Regina protest continues into the summer

 

On April 20, the Carillon had the pleasure of visiting the Colonialism No More Solidarity Camp as an elder inspired those who gathered around to hold to their beliefs, and to remember what brought them to that point as they move forward in this and other actions against colonialism.

From April 18, 2016, activists and concerned citizens calling Treaty 4 Territory home have been camped out in front of the Regina office of Indian and Northern Affairs Canada (INAC). This solidarity camp sprung up following the occupation of INAC offices and other demonstrations across Canada, especially those occurring in the Toronto office demanding action on the Attiwapiskat First Nation’s youth suicide crisis.
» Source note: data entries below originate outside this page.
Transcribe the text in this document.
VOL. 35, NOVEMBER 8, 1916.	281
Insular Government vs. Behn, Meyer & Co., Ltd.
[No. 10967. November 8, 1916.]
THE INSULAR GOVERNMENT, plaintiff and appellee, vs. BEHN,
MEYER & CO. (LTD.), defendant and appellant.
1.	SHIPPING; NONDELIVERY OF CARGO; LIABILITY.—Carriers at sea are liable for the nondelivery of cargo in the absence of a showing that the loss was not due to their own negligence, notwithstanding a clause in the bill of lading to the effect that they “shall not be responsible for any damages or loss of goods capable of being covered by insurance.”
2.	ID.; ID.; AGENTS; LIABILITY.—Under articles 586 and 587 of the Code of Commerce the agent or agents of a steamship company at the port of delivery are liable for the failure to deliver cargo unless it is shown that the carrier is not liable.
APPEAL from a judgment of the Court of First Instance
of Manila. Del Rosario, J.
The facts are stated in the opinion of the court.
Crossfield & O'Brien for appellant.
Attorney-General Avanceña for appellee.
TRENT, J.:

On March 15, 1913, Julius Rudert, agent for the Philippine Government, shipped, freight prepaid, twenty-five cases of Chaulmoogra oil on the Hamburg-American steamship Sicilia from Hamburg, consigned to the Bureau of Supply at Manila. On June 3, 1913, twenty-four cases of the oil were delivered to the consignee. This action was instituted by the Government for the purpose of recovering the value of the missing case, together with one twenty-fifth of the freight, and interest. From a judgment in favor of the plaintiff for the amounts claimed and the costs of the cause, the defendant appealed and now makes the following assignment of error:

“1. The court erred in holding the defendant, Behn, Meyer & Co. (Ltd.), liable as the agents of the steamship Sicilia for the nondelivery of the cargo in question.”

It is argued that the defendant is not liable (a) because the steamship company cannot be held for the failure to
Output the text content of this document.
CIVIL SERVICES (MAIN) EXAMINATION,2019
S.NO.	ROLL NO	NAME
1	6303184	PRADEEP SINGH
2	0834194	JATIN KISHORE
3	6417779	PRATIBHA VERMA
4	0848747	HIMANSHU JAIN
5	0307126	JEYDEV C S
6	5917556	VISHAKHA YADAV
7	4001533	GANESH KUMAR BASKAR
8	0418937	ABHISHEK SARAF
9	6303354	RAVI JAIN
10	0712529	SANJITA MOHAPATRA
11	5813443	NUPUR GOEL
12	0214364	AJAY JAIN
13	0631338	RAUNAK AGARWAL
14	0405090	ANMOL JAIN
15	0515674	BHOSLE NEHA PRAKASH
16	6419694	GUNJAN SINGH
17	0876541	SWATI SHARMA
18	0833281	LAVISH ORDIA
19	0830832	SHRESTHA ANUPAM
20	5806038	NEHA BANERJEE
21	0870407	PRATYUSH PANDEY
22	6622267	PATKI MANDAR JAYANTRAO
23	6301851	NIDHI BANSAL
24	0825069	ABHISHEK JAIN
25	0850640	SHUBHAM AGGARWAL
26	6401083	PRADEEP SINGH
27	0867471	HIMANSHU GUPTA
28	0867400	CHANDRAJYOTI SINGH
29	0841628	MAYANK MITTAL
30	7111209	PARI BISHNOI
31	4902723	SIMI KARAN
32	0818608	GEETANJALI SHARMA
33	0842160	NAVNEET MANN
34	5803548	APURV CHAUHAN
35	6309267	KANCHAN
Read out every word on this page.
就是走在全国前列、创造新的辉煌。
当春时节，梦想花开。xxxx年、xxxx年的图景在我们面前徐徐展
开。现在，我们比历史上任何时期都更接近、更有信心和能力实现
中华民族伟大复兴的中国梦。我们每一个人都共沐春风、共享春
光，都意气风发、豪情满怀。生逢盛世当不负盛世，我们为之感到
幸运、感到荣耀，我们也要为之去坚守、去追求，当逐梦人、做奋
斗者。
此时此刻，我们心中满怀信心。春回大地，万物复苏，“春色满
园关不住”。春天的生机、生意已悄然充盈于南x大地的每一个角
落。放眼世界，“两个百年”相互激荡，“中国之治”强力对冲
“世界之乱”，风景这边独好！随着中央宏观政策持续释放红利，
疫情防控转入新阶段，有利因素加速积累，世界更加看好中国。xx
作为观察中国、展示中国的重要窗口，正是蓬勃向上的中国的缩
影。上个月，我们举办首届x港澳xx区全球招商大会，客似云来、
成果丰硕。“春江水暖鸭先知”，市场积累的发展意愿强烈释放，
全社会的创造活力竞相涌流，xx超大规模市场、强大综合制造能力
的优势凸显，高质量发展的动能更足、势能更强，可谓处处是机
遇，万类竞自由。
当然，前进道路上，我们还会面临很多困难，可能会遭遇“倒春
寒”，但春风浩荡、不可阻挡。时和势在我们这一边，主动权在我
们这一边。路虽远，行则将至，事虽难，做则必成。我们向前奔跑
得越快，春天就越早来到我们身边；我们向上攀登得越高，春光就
After initially arising from the suicide crisis at Attawapiskat First Nation, this movement with a camp in Winnipeg and other actions in various cities across Canada has broadened its scope to all issues facing Canadians, which disproportionately affect Indigenous populations.

As wildfires blaze in Fort McMurray, AB, the camp released a statement recognizing “that for Indigenous Peoples the displacement and dispossession caused by the Fort McMurray fire follows generations of ongoing displacement and dispossession caused by colonialism, capitalism, resource extraction, and the legal and political structures that uphold them.” The camp cites itself as a “living model of the spirit and intent of Treaty” and invites others to learn from their successes.

The camp has received support from many Canadian unions, including CUPE, which donated a large tent to the camp, and Unifor, which sent convention delegates to celebrate May Day at the camp’s community barbeque. The support is set to continue through Union-sponsored meals scheduled to begin in the coming week.

The camp states, “treaties are contracts and this camp is a picket.”

They are “honoured” by the support of the labour movement as they move forward.

On its journey away from the colonial powers-that-be, the camp has made various demands of INAC, including their initial demands that the office (closed like many others across Canada upon the occupation of the Toronto office) be reopened to serve the public, and their requests to have INAC officials make time to meet with Camp leaders to move forward. Meetings have been taking place between INAC and the Camp in effort to move towards change. [pullquote]Treaties are contracts and this camp is a picket.”[/pullquote]

The camp maintains an active Facebook page, Colonialism No More – Solidarity Camp Regina, and has been using it as a place to post articles about the camp and the movement from around the country, as well as videos and other media produced at the camp itself about its message and what it requires as it moves into its second month.

From a YouTube video created and shared by Wendy Lynn Lerat, activist Sue Duranger says, “it’s time for unity of our peoples, of all peoples on Turtle Island to say enough is enough”.

After facing initial attempts at eviction, the camp has been going strong for more than 35 days in downtown Regina as a community-oriented, sober, family-friendly base of a movement fighting against the devastation of colonialism in Canada. The camp has received national news coverage through APTN, and local coverage continuing through both alternative and mass media outlets alike.